City to conduct vote April 27
A1, Published Wednesday April 15th, 2009
By HEATHER MCLAUGHLIN
Move it to another location. Don’t build a gasoline bar. Don’t build any kind of big-box store. Put a moratorium on any further development of the University of New Brunswick woodlot.
That’s what the 38 environmental groups and opponents of big-box stores are telling city council about a proposed Costco.
Another five individuals, plus a group of citizens that signed a petition, stated their support for the development.
“This is an emotional issue for a lot of people,” said Mayor Brad Woodside after the nearly two-hour public discussion. “You have been very respectful and I appreciate that very much.”
Councillors gave first and second reading Tuesday night to a rezoning bylaw to allow a proposed Costco Wholesale store to be located at the Corbett Centre retail development on the University of New Brunswick woodlot atop Regent Street.
Much of the property needed for the store and its parking area is already within an approved zoning envelope.
But one corner at the Regent Street end of the property has to be added to the site plan for a proposed gasoline bar and that has put project developers at city hall’s steps for tweaking of its zoning.
It won’t be until April 27, when councillors vote on third reading of the zoning amendment, that the city’s verdict will be delivered.
Coun. Bruce Grandy has asked for a staff report on surface water runoff and the potential impacts on the city’s drinking water supply from the project prior to third reading.
Friends of the UNB Woodlot, the Fredericton chapter of the Conservation Council of New Brunswick, UNB students and a couple of UNB professors revisited most of the same arguments that the public has heard about the development.
“Putting a gas bar next to a wetland probably isn’t a good idea,” said UNB Prof. Charlene Mayes. “It shouldn’t be about how much risk we can tolerate, but how much risk we can avoid.”
She said councillors have a golden opportunity to uphold the environmental protection goals that are stated in the city’s environmental plan.
“We need to consider whether it’s right and correct to roll out the red carpet for them by allowing them to expand their project, expand their parking lot and construct a gas bar,” said Julie Michaud of the Conservation Council of New Brunswick.
UNB Prof. Rick Cunjak takes his fish biology class to the Corbett Brook marsh area because the upper part of the brook is the only place where brook trout are found.
“What’s the significance of brook trout? They’re like a canary in a coal mine.
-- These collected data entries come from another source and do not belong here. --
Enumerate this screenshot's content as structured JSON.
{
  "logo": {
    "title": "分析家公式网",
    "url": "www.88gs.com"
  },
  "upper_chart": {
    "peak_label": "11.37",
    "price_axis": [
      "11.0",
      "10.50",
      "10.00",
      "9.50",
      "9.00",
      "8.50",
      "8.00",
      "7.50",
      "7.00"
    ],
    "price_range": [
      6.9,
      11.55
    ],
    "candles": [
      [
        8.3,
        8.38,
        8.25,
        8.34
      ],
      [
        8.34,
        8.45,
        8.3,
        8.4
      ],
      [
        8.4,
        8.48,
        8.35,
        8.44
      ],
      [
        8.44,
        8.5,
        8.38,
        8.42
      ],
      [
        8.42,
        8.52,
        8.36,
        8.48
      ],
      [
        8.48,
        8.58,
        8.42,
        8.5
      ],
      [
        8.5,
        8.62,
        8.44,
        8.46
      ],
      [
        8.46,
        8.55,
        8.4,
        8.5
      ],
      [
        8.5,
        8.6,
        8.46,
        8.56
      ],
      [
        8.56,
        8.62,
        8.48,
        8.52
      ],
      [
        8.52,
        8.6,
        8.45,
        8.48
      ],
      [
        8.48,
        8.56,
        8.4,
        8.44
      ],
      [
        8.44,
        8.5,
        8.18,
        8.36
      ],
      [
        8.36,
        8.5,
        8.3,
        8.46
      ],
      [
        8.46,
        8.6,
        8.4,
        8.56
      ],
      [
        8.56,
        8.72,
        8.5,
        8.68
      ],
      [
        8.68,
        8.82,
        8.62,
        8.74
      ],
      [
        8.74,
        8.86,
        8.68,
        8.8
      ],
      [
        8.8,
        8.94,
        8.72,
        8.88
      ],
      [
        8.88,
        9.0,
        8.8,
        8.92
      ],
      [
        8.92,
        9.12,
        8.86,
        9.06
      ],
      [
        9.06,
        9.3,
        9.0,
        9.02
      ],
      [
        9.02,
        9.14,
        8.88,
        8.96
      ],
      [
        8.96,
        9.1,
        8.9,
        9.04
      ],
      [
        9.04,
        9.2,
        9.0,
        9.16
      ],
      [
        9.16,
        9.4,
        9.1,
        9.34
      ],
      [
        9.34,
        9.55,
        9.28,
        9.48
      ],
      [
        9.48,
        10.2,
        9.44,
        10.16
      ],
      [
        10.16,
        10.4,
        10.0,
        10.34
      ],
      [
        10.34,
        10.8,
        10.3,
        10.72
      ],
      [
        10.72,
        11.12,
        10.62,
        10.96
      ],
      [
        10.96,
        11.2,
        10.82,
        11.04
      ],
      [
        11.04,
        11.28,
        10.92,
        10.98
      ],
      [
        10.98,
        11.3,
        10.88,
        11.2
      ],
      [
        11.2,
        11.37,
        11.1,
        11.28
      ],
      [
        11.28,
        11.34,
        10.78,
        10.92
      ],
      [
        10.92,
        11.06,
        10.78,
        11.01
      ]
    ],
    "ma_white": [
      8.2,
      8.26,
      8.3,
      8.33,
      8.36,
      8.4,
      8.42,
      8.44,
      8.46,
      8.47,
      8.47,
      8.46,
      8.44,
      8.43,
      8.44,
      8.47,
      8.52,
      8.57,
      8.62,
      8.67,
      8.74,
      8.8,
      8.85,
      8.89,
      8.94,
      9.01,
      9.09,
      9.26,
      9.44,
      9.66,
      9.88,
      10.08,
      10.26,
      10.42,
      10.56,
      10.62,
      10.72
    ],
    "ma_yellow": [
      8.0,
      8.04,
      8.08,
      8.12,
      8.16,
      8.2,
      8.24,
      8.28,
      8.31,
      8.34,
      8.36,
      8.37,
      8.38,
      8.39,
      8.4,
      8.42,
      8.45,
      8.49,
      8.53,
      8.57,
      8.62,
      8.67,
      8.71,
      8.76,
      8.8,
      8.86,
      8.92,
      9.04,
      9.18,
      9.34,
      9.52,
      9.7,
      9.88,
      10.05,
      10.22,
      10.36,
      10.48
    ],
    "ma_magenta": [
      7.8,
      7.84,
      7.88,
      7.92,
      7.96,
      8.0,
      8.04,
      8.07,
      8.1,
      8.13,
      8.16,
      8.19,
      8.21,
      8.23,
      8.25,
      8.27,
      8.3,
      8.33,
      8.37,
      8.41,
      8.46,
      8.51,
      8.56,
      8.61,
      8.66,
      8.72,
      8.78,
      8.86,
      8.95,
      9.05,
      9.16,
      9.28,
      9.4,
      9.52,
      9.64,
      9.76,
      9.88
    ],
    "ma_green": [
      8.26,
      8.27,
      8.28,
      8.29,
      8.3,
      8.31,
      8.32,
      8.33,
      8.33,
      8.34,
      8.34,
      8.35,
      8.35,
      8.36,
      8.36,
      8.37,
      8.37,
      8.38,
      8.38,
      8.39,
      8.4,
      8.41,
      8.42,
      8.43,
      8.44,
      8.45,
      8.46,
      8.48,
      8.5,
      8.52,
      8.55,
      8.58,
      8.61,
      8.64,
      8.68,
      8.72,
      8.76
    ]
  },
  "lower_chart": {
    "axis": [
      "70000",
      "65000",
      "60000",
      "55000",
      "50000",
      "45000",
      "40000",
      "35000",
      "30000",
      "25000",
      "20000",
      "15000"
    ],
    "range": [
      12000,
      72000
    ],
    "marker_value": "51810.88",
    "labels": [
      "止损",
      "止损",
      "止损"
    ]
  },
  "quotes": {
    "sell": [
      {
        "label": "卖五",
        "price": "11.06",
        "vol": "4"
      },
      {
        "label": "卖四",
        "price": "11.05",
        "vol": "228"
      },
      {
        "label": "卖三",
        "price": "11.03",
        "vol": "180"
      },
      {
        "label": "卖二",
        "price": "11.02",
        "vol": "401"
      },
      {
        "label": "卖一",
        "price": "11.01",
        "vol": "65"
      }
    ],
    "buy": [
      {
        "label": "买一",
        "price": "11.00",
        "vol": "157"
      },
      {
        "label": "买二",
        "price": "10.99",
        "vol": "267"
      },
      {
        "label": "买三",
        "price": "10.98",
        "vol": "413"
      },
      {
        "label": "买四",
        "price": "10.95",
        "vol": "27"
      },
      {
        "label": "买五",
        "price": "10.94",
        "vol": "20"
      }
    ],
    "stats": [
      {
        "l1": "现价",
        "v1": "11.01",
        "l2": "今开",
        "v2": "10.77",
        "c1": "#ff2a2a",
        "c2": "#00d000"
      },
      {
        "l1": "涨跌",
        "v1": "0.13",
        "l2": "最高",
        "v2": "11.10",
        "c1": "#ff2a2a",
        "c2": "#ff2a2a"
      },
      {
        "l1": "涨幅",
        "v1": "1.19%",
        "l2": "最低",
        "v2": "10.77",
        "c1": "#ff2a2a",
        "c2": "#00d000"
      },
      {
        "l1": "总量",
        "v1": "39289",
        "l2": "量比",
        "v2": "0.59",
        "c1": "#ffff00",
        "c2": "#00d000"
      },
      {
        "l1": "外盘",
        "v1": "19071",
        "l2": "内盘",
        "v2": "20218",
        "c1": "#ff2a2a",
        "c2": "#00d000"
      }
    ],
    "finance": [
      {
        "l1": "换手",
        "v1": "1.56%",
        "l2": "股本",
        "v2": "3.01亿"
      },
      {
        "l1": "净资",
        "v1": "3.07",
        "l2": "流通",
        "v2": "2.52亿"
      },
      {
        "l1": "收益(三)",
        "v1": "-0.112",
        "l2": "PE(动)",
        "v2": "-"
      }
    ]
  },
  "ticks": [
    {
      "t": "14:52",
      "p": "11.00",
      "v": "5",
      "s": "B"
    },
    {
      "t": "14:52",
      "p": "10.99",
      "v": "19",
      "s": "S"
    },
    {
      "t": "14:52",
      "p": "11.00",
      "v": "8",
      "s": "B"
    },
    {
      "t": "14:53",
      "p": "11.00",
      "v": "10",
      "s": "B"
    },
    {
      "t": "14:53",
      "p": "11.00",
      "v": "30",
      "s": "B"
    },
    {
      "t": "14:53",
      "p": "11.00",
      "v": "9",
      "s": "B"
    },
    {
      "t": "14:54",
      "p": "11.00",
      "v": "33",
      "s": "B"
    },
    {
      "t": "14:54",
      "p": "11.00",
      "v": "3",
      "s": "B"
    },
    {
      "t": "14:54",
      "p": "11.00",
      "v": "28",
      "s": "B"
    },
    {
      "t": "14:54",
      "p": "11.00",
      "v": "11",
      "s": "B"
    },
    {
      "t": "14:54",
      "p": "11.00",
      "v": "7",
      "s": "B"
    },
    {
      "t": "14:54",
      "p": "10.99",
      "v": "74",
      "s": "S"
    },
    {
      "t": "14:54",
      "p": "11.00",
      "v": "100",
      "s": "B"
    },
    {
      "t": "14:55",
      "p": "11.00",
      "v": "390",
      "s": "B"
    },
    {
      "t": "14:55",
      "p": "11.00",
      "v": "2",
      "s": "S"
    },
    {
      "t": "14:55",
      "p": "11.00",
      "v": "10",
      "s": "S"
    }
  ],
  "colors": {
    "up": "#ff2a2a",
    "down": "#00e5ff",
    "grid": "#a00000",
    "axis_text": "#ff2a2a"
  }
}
They’re a very good indicator of environmental sensitivity … There’s still something right here. Let’s not mess with that,” Cunjak said.
“What’s the likelihood of a problem occurring with a gas bar? I don’t know. I would say is it worth the risk?” Cunjak said. “I would suggest not.”
Professors at UNB and St. Thomas University are working behind the scenes to try to change UNB’s approach to the woodlot plan into a more environmentally sustainable model, Cunjak said.
Wolfgang Faig, retired dean of engineering at UNB, said groups and individuals that want to revisit UNB’s plan for its woodlot had the opportunity to speak when the university prepared its woodlot plan.
“To hear that students didn’t have input is incorrect,” Faig said. “I’m a little frustrated to see now that members of the university community object while they could have objected all through the process.”
Terrain Group Inc., the engineering and site planning group hired by UNB to plan the property layout, has been working with the Environment Department on modifications to minimize intrusion on the marsh.
“Previously on the site plan, we had shown encroachment in these areas (the 30-metre buffer zone) … but the Department of Environment has prohibited any encroachment into those buffer areas,” said Scott Fash, a planner with Terrain Group Inc.
“We’ve agreed and will be putting retaining walls so that the development will no longer be encroaching.”
The gasoline bar fuel pumps have to be moved an additional 30 metres away from the buffer, he said.
“There are significant monitoring programs that are going to be required by the Department of the Environment,” Fash said.
“In terms of water supply, this wetland and the proposed gas bar is outside of the city’s wellfield protection zoning.”
In 2004, UNB adopted a land management strategy to turn half of its 1,526-hectare (3,815-acre) woodlot into future development lands. Because its land is an endowment from King George III dating back to 1800, the university can’t sell it, but can lease it.
At the time the strategy was drafted, the university held stakeholder and public talks about the proposal.
“Forcing Costco out of Fredericton would be a tremendous loss for this city and its inhabitants. I would not like to see that happen,” Faig said.